Land hofft auf mehr Flexibilität bei Windkraft-Vorgaben

Politik / 26.03.2026 • 17:48 Uhr
Land hofft auf mehr Flexibilität bei Windkraft-Vorgaben
Dreht sich auch in Vorarlberg bald etwas? Ein neues Gesetz soll den Ausbau von Erneuerbaren beschleunigen. APA/Techt

Regierung setzt auf Windkraft in allen Bundesländern und plant mehr Tempo bei Genehmigungen und Ausbau – inklusive Strafen, wenn die Ziele verfehlt werden.

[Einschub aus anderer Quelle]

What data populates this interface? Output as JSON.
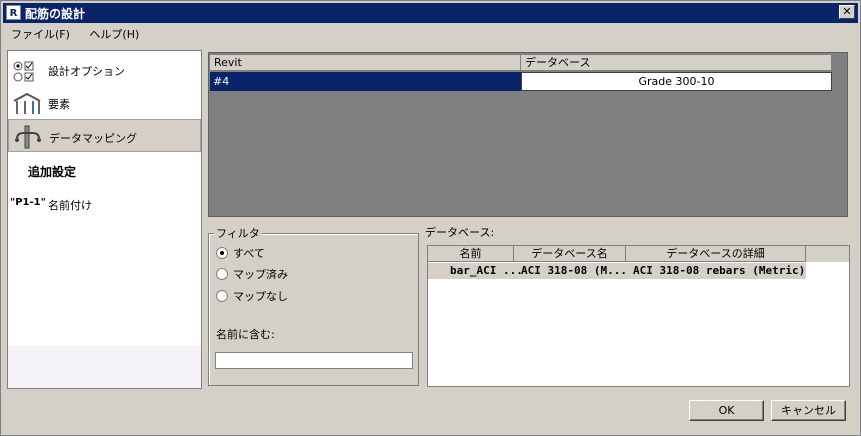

Text: Julia Schilly-Polozani & Michael Prock

Wien Bis 2030 sollen in jedem Bundesland Windkraftanlagen errichtet werden. Das sieht das neue Gesetz zum beschleunigten Ausbau erneuerbarer Energien (EABG) vor, auf das sich ÖVP, SPÖ und Neos geeinigt haben. Zwar gibt es in den Bundesländern unterschiedliche Voraussetzungen, etwa bei Wasser- oder Windkraft, doch Staatssekretärin Elisabeth Zehetner betont: „Alle Technologien sollen bis dahin in allen Bundesländern vorhanden sein.“

Dabei geht es nicht nur um das Erreichen der Klimaziele. Windkraft wird entscheidend sein, um im Winter unabhängiger von Gaskraftwerken zu werden, die die Strompreise erhöhen. Gerade in den kalten Monaten stellt die Energieversorgung eine besondere Herausforderung dar. Ein breiter Energiemix gilt daher als zentral.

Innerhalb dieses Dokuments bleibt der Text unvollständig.